“Sweetmeats!” A man cried beside her, plying his own wares from a stall he pushed on wheels. “Hot, warm, juicy, get your sweetmeats!”

Children were playing up and down the street, and Jemima immediately picked out those only pretending to play whilst they ruthlessly and mercilessly pickpocketed the respectable gentlemen walking up and down the street.

Hidden by the presence of children genuinely playing, only a true Londoner like Jemima would have been able to spot them. She saw one boy make off with what looked from a distance like a large gold pocket watch.

There were gaggles of women laughing, and a line of children led by a schoolmistress.

“Keep in line!” was the phrase she kept uttering without a backward glance. “Keep in line!”

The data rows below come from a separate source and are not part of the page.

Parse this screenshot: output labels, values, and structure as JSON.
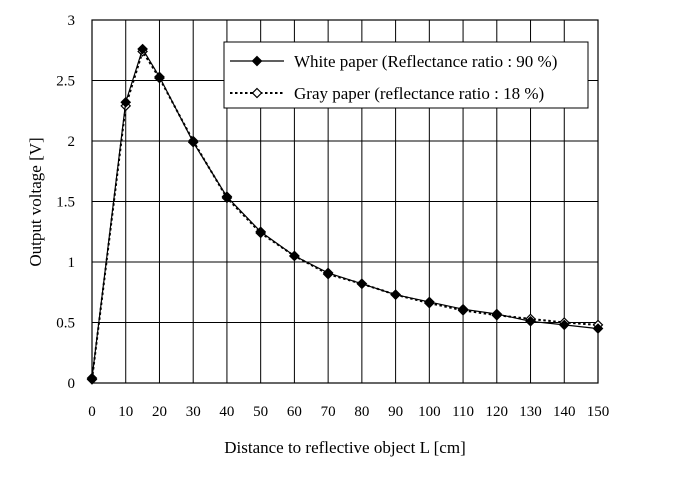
{
  "chart_data": {
    "type": "line",
    "title": "",
    "xlabel": "Distance to reflective object L [cm]",
    "ylabel": "Output voltage [V]",
    "xlim": [
      0,
      150
    ],
    "ylim": [
      0,
      3
    ],
    "x_ticks": [
      0,
      10,
      20,
      30,
      40,
      50,
      60,
      70,
      80,
      90,
      100,
      110,
      120,
      130,
      140,
      150
    ],
    "y_ticks": [
      "0",
      "0.5",
      "1",
      "1.5",
      "2",
      "2.5",
      "3"
    ],
    "x_gridlines": [
      0,
      10,
      20,
      30,
      40,
      50,
      60,
      70,
      80,
      90,
      100,
      110,
      120,
      130,
      140,
      150
    ],
    "y_gridlines": [
      0,
      0.5,
      1,
      1.5,
      2,
      2.5,
      3
    ],
    "grid": true,
    "legend_position": "top-right",
    "series": [
      {
        "name": "White paper (Reflectance ratio : 90 %)",
        "style": "solid",
        "marker": "filled-diamond",
        "color": "#000000",
        "x": [
          0,
          10,
          15,
          20,
          30,
          40,
          50,
          60,
          70,
          80,
          90,
          100,
          110,
          120,
          130,
          140,
          150
        ],
        "y": [
          0.04,
          2.32,
          2.76,
          2.53,
          1.99,
          1.54,
          1.25,
          1.05,
          0.91,
          0.82,
          0.73,
          0.67,
          0.61,
          0.57,
          0.51,
          0.48,
          0.45
        ]
      },
      {
        "name": "Gray paper (reflectance ratio : 18 %)",
        "style": "dotted",
        "marker": "open-diamond",
        "color": "#000000",
        "x": [
          0,
          10,
          15,
          20,
          30,
          40,
          50,
          60,
          70,
          80,
          90,
          100,
          110,
          120,
          130,
          140,
          150
        ],
        "y": [
          0.03,
          2.29,
          2.74,
          2.52,
          2.0,
          1.53,
          1.24,
          1.05,
          0.9,
          0.82,
          0.73,
          0.66,
          0.6,
          0.56,
          0.53,
          0.5,
          0.48
        ]
      }
    ]
  }
}
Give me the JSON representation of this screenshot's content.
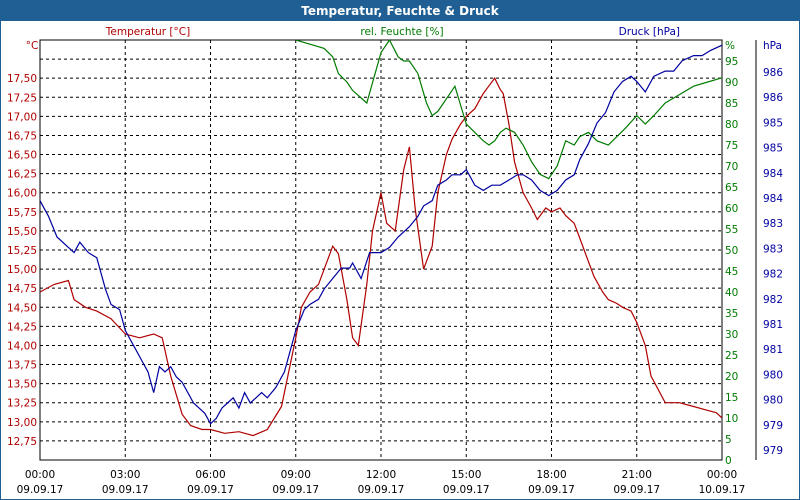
{
  "window": {
    "title": "Temperatur, Feuchte & Druck"
  },
  "chart_data": {
    "type": "line",
    "title": "Temperatur, Feuchte & Druck",
    "grid": true,
    "colors": {
      "temperature": "#b00000",
      "humidity": "#007a00",
      "pressure": "#0000a0",
      "title_bar": "#1f5f93"
    },
    "axes": {
      "temperature": {
        "label": "Temperatur [°C]",
        "unit": "°C",
        "range": [
          12.5,
          18.0
        ],
        "ticks": [
          "12,75",
          "13,00",
          "13,25",
          "13,50",
          "13,75",
          "14,00",
          "14,25",
          "14,50",
          "14,75",
          "15,00",
          "15,25",
          "15,50",
          "15,75",
          "16,00",
          "16,25",
          "16,50",
          "16,75",
          "17,00",
          "17,25",
          "17,50"
        ]
      },
      "humidity": {
        "label": "rel. Feuchte [%]",
        "unit": "%",
        "range": [
          0,
          100
        ],
        "ticks": [
          "0",
          "5",
          "10",
          "15",
          "20",
          "25",
          "30",
          "35",
          "40",
          "45",
          "50",
          "55",
          "60",
          "65",
          "70",
          "75",
          "80",
          "85",
          "90",
          "95"
        ]
      },
      "pressure": {
        "label": "Druck [hPa]",
        "unit": "hPa",
        "range": [
          978.5,
          986.6
        ],
        "ticks": [
          "979",
          "979",
          "980",
          "980",
          "981",
          "981",
          "982",
          "982",
          "983",
          "983",
          "984",
          "984",
          "985",
          "985",
          "986",
          "986"
        ]
      },
      "x": {
        "range": [
          0,
          24
        ],
        "ticks": [
          {
            "time": "00:00",
            "date": "09.09.17"
          },
          {
            "time": "03:00",
            "date": "09.09.17"
          },
          {
            "time": "06:00",
            "date": "09.09.17"
          },
          {
            "time": "09:00",
            "date": "09.09.17"
          },
          {
            "time": "12:00",
            "date": "09.09.17"
          },
          {
            "time": "15:00",
            "date": "09.09.17"
          },
          {
            "time": "18:00",
            "date": "09.09.17"
          },
          {
            "time": "21:00",
            "date": "09.09.17"
          },
          {
            "time": "00:00",
            "date": "10.09.17"
          }
        ]
      }
    },
    "series": [
      {
        "name": "Temperatur [°C]",
        "axis": "temperature",
        "x": [
          0,
          0.5,
          1,
          1.2,
          1.6,
          2,
          2.5,
          3,
          3.5,
          4,
          4.3,
          4.6,
          5,
          5.3,
          5.7,
          6,
          6.5,
          7,
          7.5,
          8,
          8.5,
          9,
          9.2,
          9.5,
          9.8,
          10,
          10.3,
          10.5,
          10.8,
          11,
          11.2,
          11.5,
          11.7,
          12,
          12.2,
          12.5,
          12.8,
          13,
          13.2,
          13.5,
          13.8,
          14,
          14.3,
          14.5,
          14.8,
          15,
          15.3,
          15.6,
          15.8,
          16,
          16.2,
          16.3,
          16.5,
          16.7,
          17,
          17.3,
          17.5,
          17.8,
          18,
          18.3,
          18.5,
          18.8,
          19,
          19.3,
          19.5,
          19.8,
          20,
          20.3,
          20.5,
          20.8,
          21,
          21.3,
          21.5,
          22,
          22.5,
          23,
          23.5,
          23.8,
          24
        ],
        "values": [
          14.7,
          14.8,
          14.85,
          14.6,
          14.5,
          14.45,
          14.35,
          14.15,
          14.1,
          14.15,
          14.1,
          13.6,
          13.1,
          12.95,
          12.9,
          12.9,
          12.85,
          12.87,
          12.82,
          12.9,
          13.2,
          14.1,
          14.5,
          14.7,
          14.8,
          15.0,
          15.3,
          15.2,
          14.6,
          14.1,
          14.0,
          14.8,
          15.5,
          16.0,
          15.6,
          15.5,
          16.3,
          16.6,
          15.8,
          15.0,
          15.3,
          16.0,
          16.5,
          16.7,
          16.9,
          17.0,
          17.1,
          17.3,
          17.4,
          17.5,
          17.35,
          17.3,
          16.9,
          16.4,
          16.0,
          15.8,
          15.65,
          15.8,
          15.75,
          15.8,
          15.7,
          15.6,
          15.4,
          15.1,
          14.9,
          14.7,
          14.6,
          14.55,
          14.5,
          14.45,
          14.3,
          14.0,
          13.6,
          13.25,
          13.25,
          13.2,
          13.15,
          13.12,
          13.05
        ]
      },
      {
        "name": "rel. Feuchte [%]",
        "axis": "humidity",
        "x": [
          9,
          9.5,
          10,
          10.3,
          10.5,
          10.8,
          11,
          11.5,
          12,
          12.3,
          12.6,
          12.8,
          13,
          13.3,
          13.6,
          13.8,
          14,
          14.3,
          14.6,
          15,
          15.3,
          15.6,
          15.8,
          16,
          16.2,
          16.4,
          16.7,
          17,
          17.3,
          17.6,
          17.9,
          18.2,
          18.5,
          18.8,
          19,
          19.3,
          19.6,
          20,
          20.3,
          20.6,
          21,
          21.3,
          21.6,
          22,
          22.5,
          23,
          23.5,
          24
        ],
        "values": [
          100,
          99,
          98,
          96,
          92,
          90,
          88,
          85,
          97,
          100,
          96,
          95,
          95,
          92,
          85,
          82,
          83,
          86,
          89,
          80,
          78,
          76,
          75,
          76,
          78,
          79,
          78,
          75,
          71,
          68,
          67,
          70,
          76,
          75,
          77,
          78,
          76,
          75,
          77,
          79,
          82,
          80,
          82,
          85,
          87,
          89,
          90,
          91
        ]
      },
      {
        "name": "Druck [hPa]",
        "axis": "pressure",
        "x": [
          0,
          0.3,
          0.6,
          1,
          1.2,
          1.4,
          1.7,
          2,
          2.3,
          2.5,
          2.8,
          3,
          3.2,
          3.4,
          3.6,
          3.8,
          4,
          4.2,
          4.4,
          4.6,
          4.8,
          5,
          5.2,
          5.4,
          5.6,
          5.8,
          6,
          6.2,
          6.4,
          6.6,
          6.8,
          7,
          7.2,
          7.4,
          7.6,
          7.8,
          8,
          8.3,
          8.6,
          8.8,
          9,
          9.3,
          9.5,
          9.8,
          10,
          10.3,
          10.6,
          10.9,
          11,
          11.3,
          11.6,
          12,
          12.3,
          12.6,
          13,
          13.3,
          13.5,
          13.8,
          14,
          14.3,
          14.5,
          14.8,
          15,
          15.3,
          15.6,
          15.9,
          16.2,
          16.5,
          16.8,
          17,
          17.3,
          17.6,
          17.9,
          18.2,
          18.5,
          18.8,
          19,
          19.3,
          19.6,
          19.9,
          20.2,
          20.5,
          20.8,
          21,
          21.3,
          21.6,
          22,
          22.3,
          22.6,
          23,
          23.3,
          23.6,
          24
        ],
        "values": [
          983.5,
          983.2,
          982.8,
          982.6,
          982.5,
          982.7,
          982.5,
          982.4,
          981.8,
          981.5,
          981.4,
          981.0,
          980.8,
          980.6,
          980.4,
          980.2,
          979.8,
          980.3,
          980.2,
          980.3,
          980.1,
          980.0,
          979.8,
          979.6,
          979.5,
          979.4,
          979.2,
          979.3,
          979.5,
          979.6,
          979.7,
          979.5,
          979.8,
          979.6,
          979.7,
          979.8,
          979.7,
          979.9,
          980.2,
          980.6,
          981.0,
          981.4,
          981.5,
          981.6,
          981.8,
          982.0,
          982.2,
          982.2,
          982.3,
          982.0,
          982.5,
          982.5,
          982.6,
          982.8,
          983.0,
          983.2,
          983.4,
          983.5,
          983.8,
          983.9,
          984.0,
          984.0,
          984.1,
          983.8,
          983.7,
          983.8,
          983.8,
          983.9,
          984.0,
          984.0,
          983.9,
          983.7,
          983.6,
          983.7,
          983.9,
          984.0,
          984.3,
          984.6,
          985.0,
          985.2,
          985.6,
          985.8,
          985.9,
          985.8,
          985.6,
          985.9,
          986.0,
          986.0,
          986.2,
          986.3,
          986.3,
          986.4,
          986.5
        ]
      }
    ]
  }
}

Jemima was not entirely sure where, but somewhere close by was a choir.

“Good King Wenceslas looked out, on the feast of Stephen…”

The cacophony was almost overwhelming, but for Jemima it was welcome, shouting down her angry thoughts and restoring her calm.

There was nowhere like London to lose yourself. With all of the noise in the street, it was almost possible for her to forget how cold she was, how irritated she was with everything.

Yet above the shouts and screams, laughter and mockery, sales, arguments, singing, and chatter, Jemima could hear something else. Perhaps on the next street over, perhaps on the street on the other side of that, there was a noise throbbing in the base of her skull. When she concentrated, she could make out drums. The sound of marching feet. Cheers and shouting.

Her curiosity piqued, Jemima left the spot where she had been standing and moved towards where the noise was coming from.

It wasn’t hard to find; with every step that she took toward the kerfuffle, the noise became clearer, until she stumbled out of an alleyway into what felt like a wall of sound.

A military parade was striding down the street, men in their uniforms led by a set of musicians. Drummers led at the front, four in each of the three rows, drumming out a march. The crowds lining the street on either side cheered and shouted support for the men who had been, only a few days before, defending Britain’s honor against the rebellious Napoleon.

Jemima could not help but stare in anger and disgust.

She had heard much about the war in France, as everyone had. Had borrowed her father’s newspapers each day, had followed the movement of troops, the list of the lost, and the cries of victory in the black ink.

How did the country stand it? Watching their men return to pain and illness, with no support and no help to acclimatize them back to their country?

It was not the soldiers’ fault, of course. Jemima looked into the exhausted faces of the men who passed her. They had served their country and done so admirably. She could find no fault with them.

But these wars in France—when would they end?

She had signed petitions and attempted to talk much with her family about her passion for supporting soldiers after the war—yet she had never before seen any of the actual men from the battlefield.

Many men had scars across their faces, and one man seemed to have burns on his forehead. They had healed well, however, and he beamed up at the world, seemingly uncaring that his visage had been altered.

The soldiers were all staring up the street as if they could barely believe they were there, accepting the cheers and celebration their attendance seemed to warrant from the crowds—except one.

Jemima noticed him immediately. He was not near the front of the parade and wore more medals than the others. His uniform was neat and tidy, though not spotless, and a mop of jet-black hair was untamed. His dark sideburns swept down past his ears, and a sharp jawline jutted out in a determined fashion. He was the only man amongst them not striding out in time with the beat of the twelve drummers.

Under his left arm was a crutch. He limped forward, eyes never darting to the adoring crowd. It was as if he was alone, marching home after a long day.

Jemima could not take her eyes from him.

How had this man found himself in the army? What battles had he seen? What struggles had he known; what suffering had brought him to the point of leaning on a wooden crutch to walk?

Her curiosity, once enflamed, was difficult to quench, and her eyes ate up the sight of him greedily, battling with her instant dislike of his uniform.

Her stomach lurched as the man approached her slowly but surely. He was tall, she could see that now. Taller than she. Taller even than Papa.

Jemima knew she needed to take a step backward to ensure his crutch would have enough berth to support him—but her feet did not seem able to move. She could not step away from him.

Unable to completely ignore the woman standing in his way, the soldier turned his head ever so slightly to the left, and their eyes met.

Jemima’s breath caught in her throat. She had been determined to ignore him, but as soon as their eyes met, she knew she would never forget him.